Key Predictors of Mortality:

• Top Factors: Immediate post-transplant AST, creatinine, recipient age, ALT, and tacrolimus use.

• Liver Enzymes: Elevated AST/ALT signal graft injury or rejection, increasing mortality risk.

• Creatinine: Post-LT renal impairment strongly predicts mortality.

• Tacrolimus: Effective immunosuppression lowers rejection but requires balance to limit side effects.

• Age: Older recipients face higher mortality due to comorbidities.

Other Factors influencing Liver Transplantations:

• Longer cold ischemia time increases graft loss risk (~3.4% per hour).

• High graft steatosis worsens ischemic damage and enzyme elevation.

• Close monitoring of post-transplant labs is vital to reduce mortality.

Strengths

• First study to use survival ML models for predicting biliary complications (BC) after LT.

• Identified key predictors for BC and mortality to support clinical decision-making.

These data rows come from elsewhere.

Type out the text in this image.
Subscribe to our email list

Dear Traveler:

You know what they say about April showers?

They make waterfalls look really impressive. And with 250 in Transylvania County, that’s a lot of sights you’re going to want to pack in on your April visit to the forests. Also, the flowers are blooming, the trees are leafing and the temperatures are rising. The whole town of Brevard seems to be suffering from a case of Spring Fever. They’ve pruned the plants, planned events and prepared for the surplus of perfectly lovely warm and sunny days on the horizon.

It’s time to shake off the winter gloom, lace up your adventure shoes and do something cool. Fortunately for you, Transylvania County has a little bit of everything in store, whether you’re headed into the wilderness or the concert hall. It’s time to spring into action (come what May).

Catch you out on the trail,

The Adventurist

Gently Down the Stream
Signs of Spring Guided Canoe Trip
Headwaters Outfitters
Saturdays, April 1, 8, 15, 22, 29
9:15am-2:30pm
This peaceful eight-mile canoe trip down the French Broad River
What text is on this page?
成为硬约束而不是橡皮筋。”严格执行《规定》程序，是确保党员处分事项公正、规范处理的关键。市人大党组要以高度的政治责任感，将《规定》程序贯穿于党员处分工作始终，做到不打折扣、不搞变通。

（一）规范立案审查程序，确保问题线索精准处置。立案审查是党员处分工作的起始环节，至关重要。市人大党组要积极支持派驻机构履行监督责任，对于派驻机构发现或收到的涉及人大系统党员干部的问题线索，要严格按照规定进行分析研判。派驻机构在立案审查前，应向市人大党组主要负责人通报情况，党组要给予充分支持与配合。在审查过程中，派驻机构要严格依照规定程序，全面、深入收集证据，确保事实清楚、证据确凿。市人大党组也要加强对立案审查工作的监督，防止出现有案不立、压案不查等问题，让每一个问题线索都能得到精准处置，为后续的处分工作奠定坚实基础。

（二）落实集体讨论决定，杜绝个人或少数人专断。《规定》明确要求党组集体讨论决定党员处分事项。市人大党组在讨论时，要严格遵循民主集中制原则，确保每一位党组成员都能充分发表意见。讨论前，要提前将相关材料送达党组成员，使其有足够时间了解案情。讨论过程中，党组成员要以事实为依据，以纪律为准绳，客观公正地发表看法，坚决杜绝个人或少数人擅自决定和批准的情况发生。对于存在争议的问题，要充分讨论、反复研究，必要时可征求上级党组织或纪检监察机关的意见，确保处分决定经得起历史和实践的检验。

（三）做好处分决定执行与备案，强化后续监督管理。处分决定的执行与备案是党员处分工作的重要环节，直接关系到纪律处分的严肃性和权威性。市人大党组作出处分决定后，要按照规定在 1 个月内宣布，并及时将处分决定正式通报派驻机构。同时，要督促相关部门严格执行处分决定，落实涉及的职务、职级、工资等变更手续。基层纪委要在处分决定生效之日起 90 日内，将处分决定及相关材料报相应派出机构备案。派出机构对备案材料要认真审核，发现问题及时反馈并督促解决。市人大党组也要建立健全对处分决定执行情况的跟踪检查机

• Applicable to routine follow-up visits for early risk detection and intervention.

Limitations

• Missing key variables (e.g., T-tube use, graft steatosis, Rh mismatch).

• Single centered study so no external dataset for model validation.

• Retrospective design may involve unmeasured confounders.

• Focused only on BC within 5 years; excluded long-term outcomes. 

• No long-term lab trends (e.g., tacrolimus levels).

• Combined adult and pediatric data; separate models may provide deeper insights. 

• Insufficient data to analyze BC subtypes individually.

Conclusion:

Survival ML models demonstrated high prognostic accuracy for post-LT biliary complications and mortality, supporting their utility in risk stratification and individualized management. Integrating such models into liver transplantation, a critical domain of advanced surgical care can optimize outcomes through data-driven clinical decision-making.